Repurposing for Class Action Litigation

In recent years, the VPPA has seen a dramatic resurgence as a trigger for class action lawsuits targeting website operators that use tracking technologies such as Meta’s Pixel tool. These pixels can collect and share users’ video viewing histories and other personal data with third parties, often without explicit user consent. The attorneys behind these lawsuits argue that this sharing constitutes a violation of the VPPA.

Hundreds of them complaints been filed annually over the past few years, targeting a wide array of businesses; not just traditional video providers, but also news sites, sports organizations, and other websites that display video content.

And, as with any statute that grants a private right of action together with significant statutory damages, the financial stakes are high: VPPA claims can yield massive settlements, especially when pursued on a class-wide basis. Some companies have settled Video Privacy Protection Act class actions for millions of dollars, highlighting the law’s potency in the modern era.

Key Court Decisions and Legal Debates

Recent litigation has centered on two main issues: (1) who qualifies as a “consumer” under the VPPA; and (2) whether the use of tracking pixels or similar technologies constitute a prohibited disclosure.

Two prominent and conflicting appellate court decisions exemplify the current legal uncertainty:

In the 2024 case of Salazar v.
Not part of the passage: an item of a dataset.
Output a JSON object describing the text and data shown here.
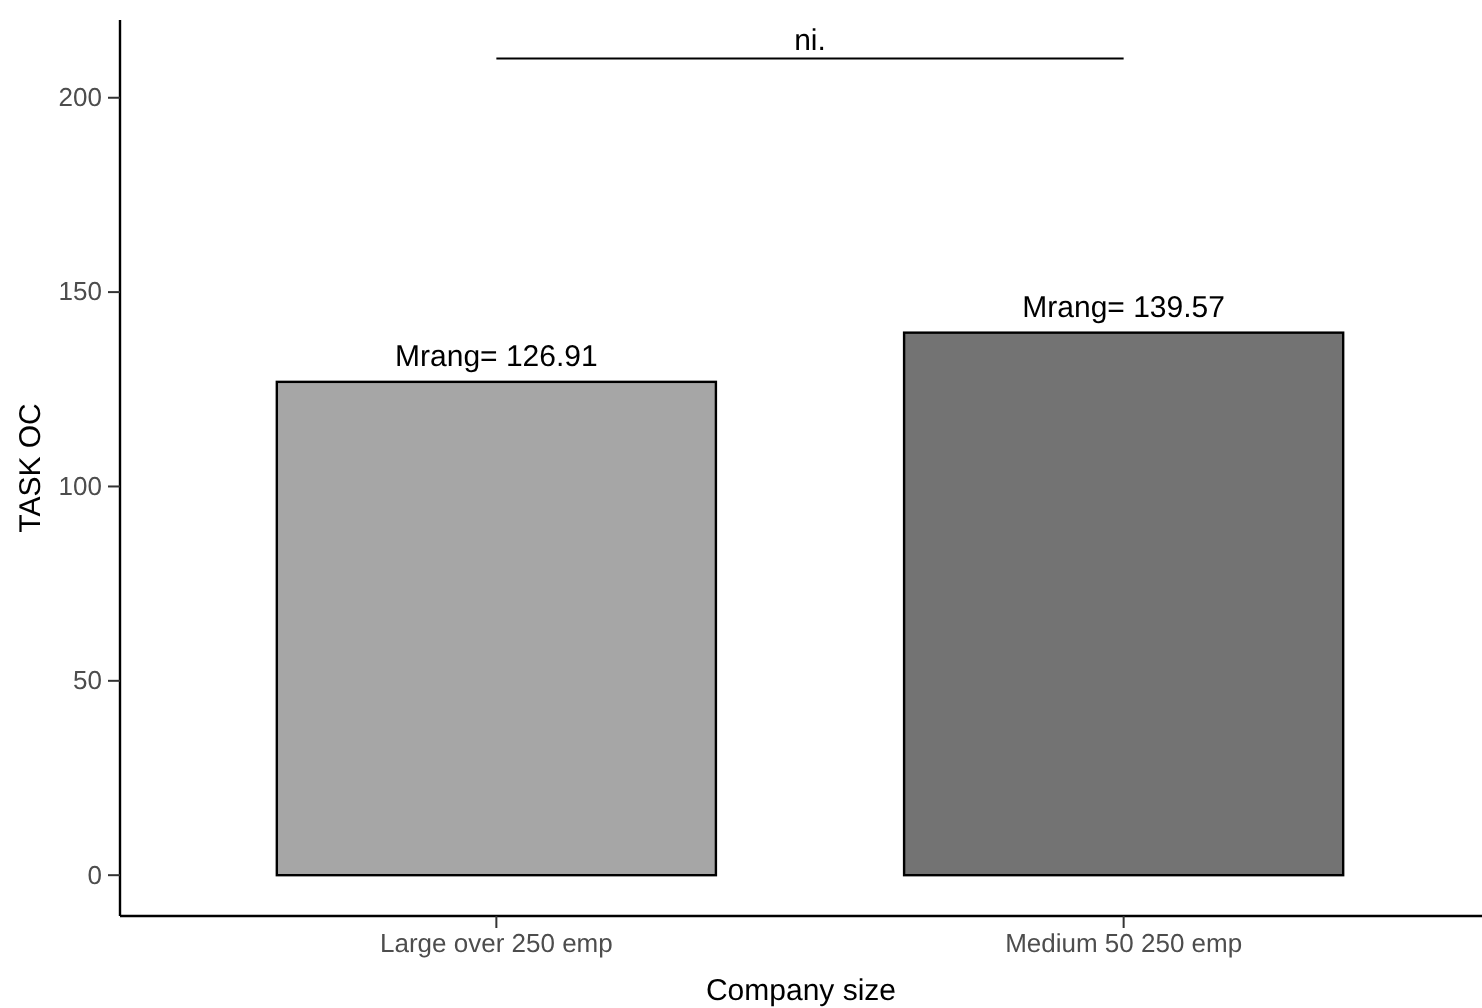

NBA, the Second Circuit Court of Appeals adopted a broad definition of “consumer,” under the VPPA, holding that the plaintiff fell within that category when he signed up for the NBA’s online newsletter he became a “subscriber of goods or services” and a VPPA “consumer,” despite the fact the newsletter contained no video content. This enabled him to file suit after the NBA disclosed his Facebook ID and video history to Meta without his consent. This broad interpretation of the VPPA opened the door for more plaintiffs to bring VPPA claims, increasing litigation risk for website operators.

Later in Salazar v. Paramount Global, the Sixth Circuit adopted a narrower reading of the VPPA in a case filed by the same plaintiff, holding that only subscribers to audiovisual goods or services (as opposed to newsletter subscribers) qualify as “consumers” under the VPPA. By issuing an opposing ruling to that of the Second Circuit, the Sixth Circuit limited the scope of potential plaintiffs, creating a circuit court split.
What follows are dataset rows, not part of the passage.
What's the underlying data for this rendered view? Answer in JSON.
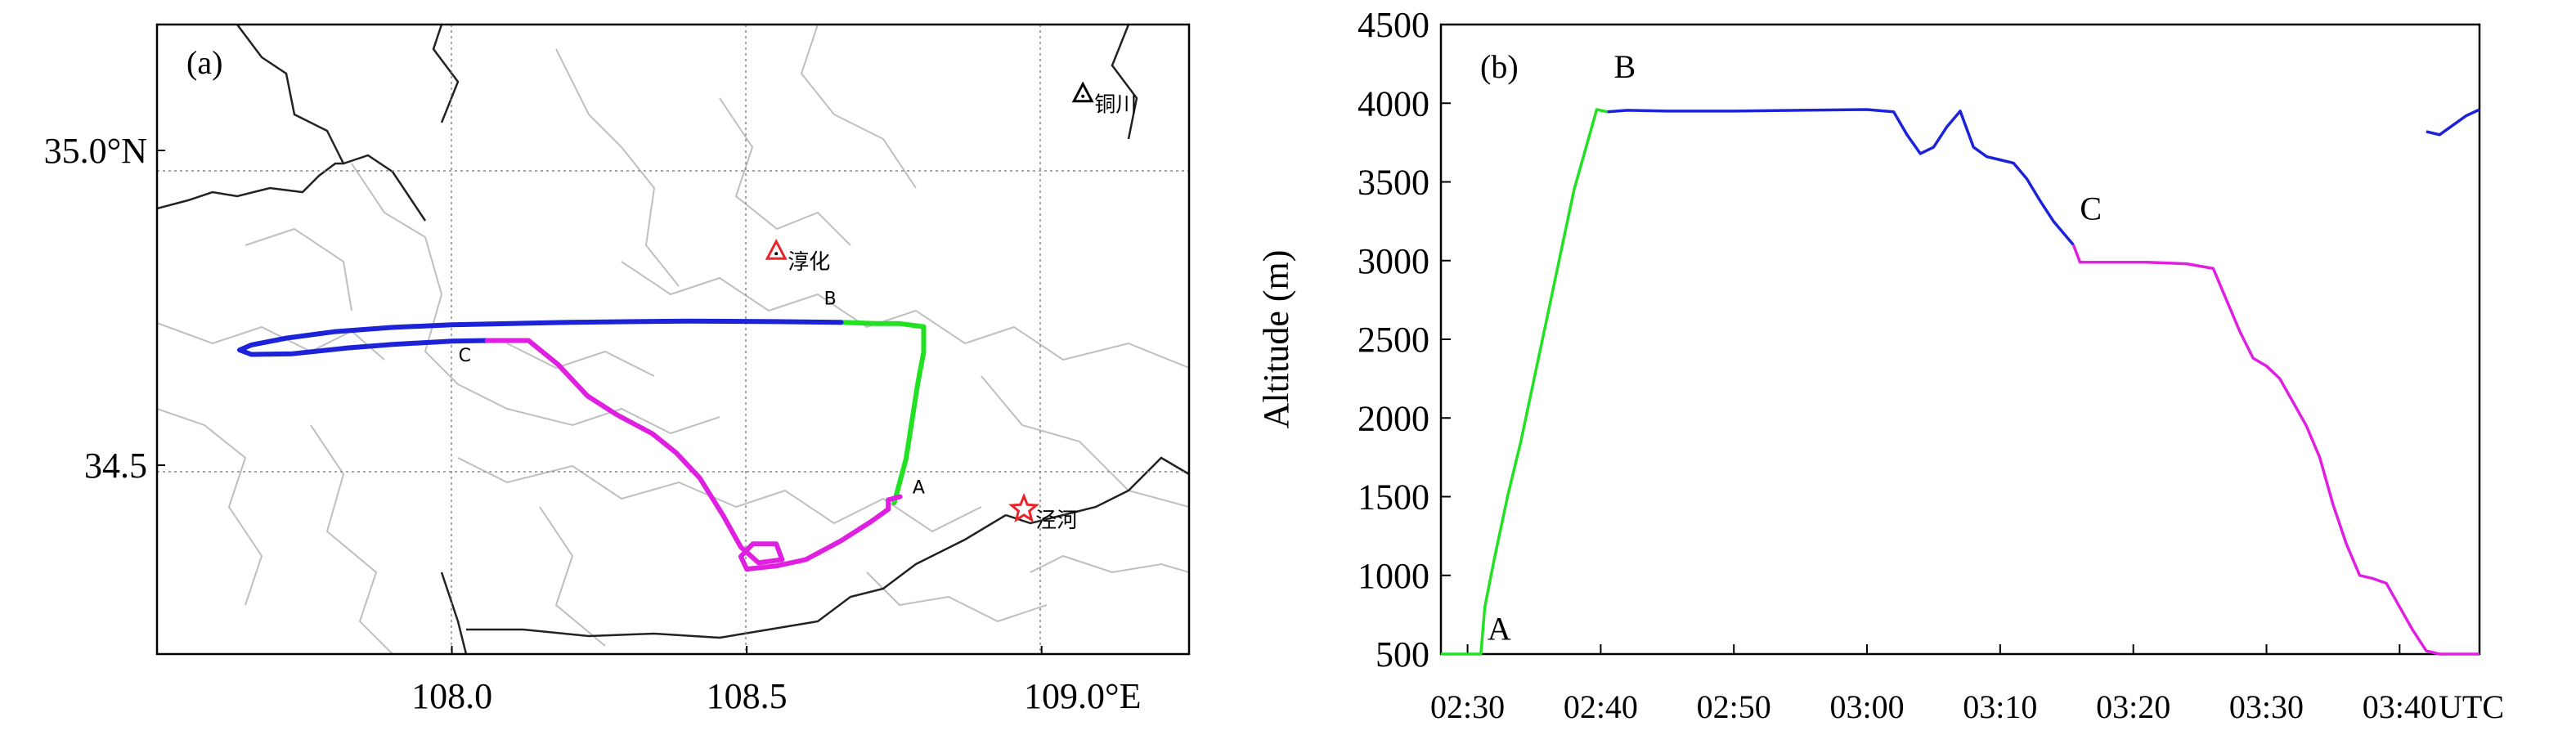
{
  "chart_data": [
    {
      "type": "map",
      "panel_label": "(a)",
      "xlim": [
        107.5,
        109.25
      ],
      "ylim": [
        34.2,
        35.2
      ],
      "x_ticks": [
        {
          "value": 108.0,
          "label": "108.0"
        },
        {
          "value": 108.5,
          "label": "108.5"
        },
        {
          "value": 109.0,
          "label": "109.0°E"
        }
      ],
      "y_ticks": [
        {
          "value": 34.5,
          "label": "34.5"
        },
        {
          "value": 35.0,
          "label": "35.0°N"
        }
      ],
      "stations": [
        {
          "name": "淳化",
          "lon": 108.55,
          "lat": 34.84,
          "symbol": "triangle",
          "color": "#e8242a"
        },
        {
          "name": "铜川",
          "lon": 109.07,
          "lat": 35.09,
          "symbol": "triangle",
          "color": "#000000"
        },
        {
          "name": "泾河",
          "lon": 108.97,
          "lat": 34.43,
          "symbol": "star",
          "color": "#e8242a"
        }
      ],
      "point_labels": [
        {
          "label": "A",
          "lon": 108.77,
          "lat": 34.45
        },
        {
          "label": "B",
          "lon": 108.62,
          "lat": 34.75
        },
        {
          "label": "C",
          "lon": 108.0,
          "lat": 34.66
        }
      ],
      "series": [
        {
          "segment": "A-B",
          "color": "#22e022",
          "points": [
            [
              108.75,
              34.44
            ],
            [
              108.77,
              34.51
            ],
            [
              108.78,
              34.57
            ],
            [
              108.79,
              34.63
            ],
            [
              108.8,
              34.68
            ],
            [
              108.8,
              34.72
            ],
            [
              108.76,
              34.725
            ],
            [
              108.72,
              34.725
            ],
            [
              108.66,
              34.727
            ]
          ]
        },
        {
          "segment": "B-C",
          "color": "#1c22d8",
          "points": [
            [
              108.66,
              34.727
            ],
            [
              108.55,
              34.728
            ],
            [
              108.4,
              34.729
            ],
            [
              108.2,
              34.727
            ],
            [
              108.0,
              34.723
            ],
            [
              107.9,
              34.719
            ],
            [
              107.8,
              34.712
            ],
            [
              107.72,
              34.702
            ],
            [
              107.66,
              34.691
            ],
            [
              107.64,
              34.683
            ],
            [
              107.66,
              34.676
            ],
            [
              107.73,
              34.677
            ],
            [
              107.82,
              34.686
            ],
            [
              107.9,
              34.692
            ],
            [
              108.0,
              34.697
            ],
            [
              108.06,
              34.698
            ]
          ]
        },
        {
          "segment": "C-A",
          "color": "#e020e0",
          "points": [
            [
              108.06,
              34.698
            ],
            [
              108.13,
              34.698
            ],
            [
              108.18,
              34.66
            ],
            [
              108.23,
              34.61
            ],
            [
              108.28,
              34.58
            ],
            [
              108.34,
              34.55
            ],
            [
              108.38,
              34.52
            ],
            [
              108.42,
              34.48
            ],
            [
              108.46,
              34.42
            ],
            [
              108.49,
              34.37
            ],
            [
              108.52,
              34.345
            ],
            [
              108.56,
              34.35
            ],
            [
              108.55,
              34.375
            ],
            [
              108.51,
              34.375
            ],
            [
              108.49,
              34.355
            ],
            [
              108.5,
              34.335
            ],
            [
              108.55,
              34.34
            ],
            [
              108.6,
              34.35
            ],
            [
              108.66,
              34.38
            ],
            [
              108.71,
              34.41
            ],
            [
              108.74,
              34.43
            ],
            [
              108.74,
              34.445
            ],
            [
              108.76,
              34.45
            ]
          ]
        }
      ]
    },
    {
      "type": "line",
      "panel_label": "(b)",
      "ylabel": "Altitude (m)",
      "x_unit_label": "UTC",
      "xlim": [
        148,
        226
      ],
      "ylim": [
        500,
        4500
      ],
      "x_ticks": [
        {
          "value": 150,
          "label": "02:30"
        },
        {
          "value": 160,
          "label": "02:40"
        },
        {
          "value": 170,
          "label": "02:50"
        },
        {
          "value": 180,
          "label": "03:00"
        },
        {
          "value": 190,
          "label": "03:10"
        },
        {
          "value": 200,
          "label": "03:20"
        },
        {
          "value": 210,
          "label": "03:30"
        },
        {
          "value": 220,
          "label": "03:40"
        }
      ],
      "y_ticks": [
        500,
        1000,
        1500,
        2000,
        2500,
        3000,
        3500,
        4000,
        4500
      ],
      "point_labels": [
        {
          "label": "A",
          "x": 151,
          "y": 560
        },
        {
          "label": "B",
          "x": 160.5,
          "y": 4130
        },
        {
          "label": "C",
          "x": 195.5,
          "y": 3230
        }
      ],
      "series": [
        {
          "segment": "A-B",
          "color": "#22e022",
          "points": [
            [
              148,
              500
            ],
            [
              151,
              500
            ],
            [
              151.3,
              800
            ],
            [
              152,
              1100
            ],
            [
              153,
              1500
            ],
            [
              154,
              1850
            ],
            [
              155,
              2250
            ],
            [
              156,
              2650
            ],
            [
              157,
              3050
            ],
            [
              158,
              3450
            ],
            [
              159,
              3750
            ],
            [
              159.7,
              3960
            ],
            [
              160.5,
              3945
            ]
          ]
        },
        {
          "segment": "B-C",
          "color": "#1c22d8",
          "points": [
            [
              160.5,
              3945
            ],
            [
              162,
              3955
            ],
            [
              165,
              3950
            ],
            [
              170,
              3950
            ],
            [
              175,
              3955
            ],
            [
              180,
              3960
            ],
            [
              182,
              3945
            ],
            [
              183,
              3800
            ],
            [
              184,
              3680
            ],
            [
              185,
              3720
            ],
            [
              186,
              3850
            ],
            [
              187,
              3950
            ],
            [
              188,
              3720
            ],
            [
              189,
              3660
            ],
            [
              190,
              3640
            ],
            [
              191,
              3620
            ],
            [
              192,
              3520
            ],
            [
              193,
              3380
            ],
            [
              194,
              3250
            ],
            [
              195.5,
              3100
            ]
          ]
        },
        {
          "segment": "C-A",
          "color": "#e020e0",
          "points": [
            [
              195.5,
              3100
            ],
            [
              196,
              2990
            ],
            [
              198,
              2990
            ],
            [
              201,
              2990
            ],
            [
              204,
              2980
            ],
            [
              206,
              2950
            ],
            [
              207,
              2750
            ],
            [
              208,
              2550
            ],
            [
              209,
              2380
            ],
            [
              210,
              2330
            ],
            [
              211,
              2250
            ],
            [
              212,
              2100
            ],
            [
              213,
              1950
            ],
            [
              214,
              1750
            ],
            [
              215,
              1450
            ],
            [
              216,
              1200
            ],
            [
              217,
              1000
            ],
            [
              218,
              980
            ],
            [
              219,
              950
            ],
            [
              220,
              800
            ],
            [
              221,
              650
            ],
            [
              222,
              520
            ],
            [
              223,
              500
            ],
            [
              226,
              500
            ]
          ]
        },
        {
          "segment": "A-B-start",
          "color": "#1c22d8",
          "points": [
            [
              222,
              3820
            ],
            [
              223,
              3800
            ],
            [
              224,
              3860
            ],
            [
              225,
              3920
            ],
            [
              226,
              3960
            ]
          ]
        }
      ]
    }
  ]
}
The circuit split between the Second and Sixth Circuits has created significant legal uncertainty. The NBA has petitioned the Supreme Court to resolve these differences, particularly regarding the definition of “consumer” and the nature of harm required to bring a VPPA claim.

Video Privacy Protection Act Implications for Website Operators

The ongoing wave of VPPA litigation, fueled by the use of tracking pixels and broad interpretations of the statute, means that any business hosting video content on its website could be at risk, even if video is not offered as a primary service of the site. Courts have sometimes allowed claims to proceed even when plaintiffs did not pay for a subscription or product, further expanding potential liability.
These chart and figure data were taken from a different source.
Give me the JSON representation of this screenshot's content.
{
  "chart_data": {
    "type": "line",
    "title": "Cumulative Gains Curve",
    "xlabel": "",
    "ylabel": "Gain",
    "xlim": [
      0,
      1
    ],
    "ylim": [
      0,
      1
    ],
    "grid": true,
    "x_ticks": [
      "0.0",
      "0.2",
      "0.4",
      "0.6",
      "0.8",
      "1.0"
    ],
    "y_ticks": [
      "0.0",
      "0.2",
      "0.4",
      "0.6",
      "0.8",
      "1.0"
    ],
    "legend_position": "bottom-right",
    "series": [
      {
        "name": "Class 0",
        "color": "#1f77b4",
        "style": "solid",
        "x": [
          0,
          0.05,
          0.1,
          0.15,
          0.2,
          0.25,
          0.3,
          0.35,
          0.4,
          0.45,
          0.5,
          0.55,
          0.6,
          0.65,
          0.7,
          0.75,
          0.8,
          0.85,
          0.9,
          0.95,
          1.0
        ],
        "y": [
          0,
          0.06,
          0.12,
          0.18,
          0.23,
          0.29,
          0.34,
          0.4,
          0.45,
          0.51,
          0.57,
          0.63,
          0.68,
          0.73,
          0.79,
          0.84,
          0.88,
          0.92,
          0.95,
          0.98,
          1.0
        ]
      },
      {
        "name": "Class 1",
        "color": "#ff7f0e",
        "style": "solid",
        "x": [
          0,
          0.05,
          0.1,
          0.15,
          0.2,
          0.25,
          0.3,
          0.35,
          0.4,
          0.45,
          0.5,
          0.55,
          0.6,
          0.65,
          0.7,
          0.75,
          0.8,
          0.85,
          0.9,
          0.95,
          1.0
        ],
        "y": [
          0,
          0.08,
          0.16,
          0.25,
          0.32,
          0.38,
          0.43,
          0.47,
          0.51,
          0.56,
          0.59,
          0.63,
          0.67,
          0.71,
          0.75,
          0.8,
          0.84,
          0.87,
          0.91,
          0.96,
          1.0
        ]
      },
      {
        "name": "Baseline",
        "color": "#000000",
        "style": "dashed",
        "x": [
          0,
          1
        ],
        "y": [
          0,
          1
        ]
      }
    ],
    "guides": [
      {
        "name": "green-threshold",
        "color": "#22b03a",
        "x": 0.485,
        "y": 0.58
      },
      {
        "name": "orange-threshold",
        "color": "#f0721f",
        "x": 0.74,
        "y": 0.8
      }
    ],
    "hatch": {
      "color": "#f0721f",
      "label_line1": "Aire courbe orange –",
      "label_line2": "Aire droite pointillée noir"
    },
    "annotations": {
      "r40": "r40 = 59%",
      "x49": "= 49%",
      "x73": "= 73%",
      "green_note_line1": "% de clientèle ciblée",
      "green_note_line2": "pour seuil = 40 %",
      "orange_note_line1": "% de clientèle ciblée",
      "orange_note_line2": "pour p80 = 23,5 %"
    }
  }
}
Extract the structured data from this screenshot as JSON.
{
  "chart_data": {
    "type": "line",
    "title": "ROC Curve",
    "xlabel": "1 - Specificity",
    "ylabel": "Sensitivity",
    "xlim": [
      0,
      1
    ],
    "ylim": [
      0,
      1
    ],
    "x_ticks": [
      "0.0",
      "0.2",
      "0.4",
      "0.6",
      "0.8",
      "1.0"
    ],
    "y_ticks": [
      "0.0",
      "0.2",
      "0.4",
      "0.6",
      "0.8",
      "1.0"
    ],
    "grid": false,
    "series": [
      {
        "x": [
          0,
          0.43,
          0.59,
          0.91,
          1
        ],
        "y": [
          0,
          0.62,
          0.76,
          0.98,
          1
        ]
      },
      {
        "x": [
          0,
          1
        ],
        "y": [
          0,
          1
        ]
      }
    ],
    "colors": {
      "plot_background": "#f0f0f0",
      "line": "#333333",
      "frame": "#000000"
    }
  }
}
What Should Website Operators Do?

Born out of a forgotten 1980s privacy scandal, the VPPA has been repurposed in the digital era as yet another weapon in the consumer privacy class action arsenal. Its original purpose— to protect the confidentiality of video rental records— has evolved to encompass the complex realities of online data sharing.

With conflicting appellate decisions and the possibility of Supreme Court intervention, the future scope of the VPPA remains uncertain. For now, website operators should be vigilant about their data sharing practices, particularly when using tracking technologies that may implicate users’ video viewing histories.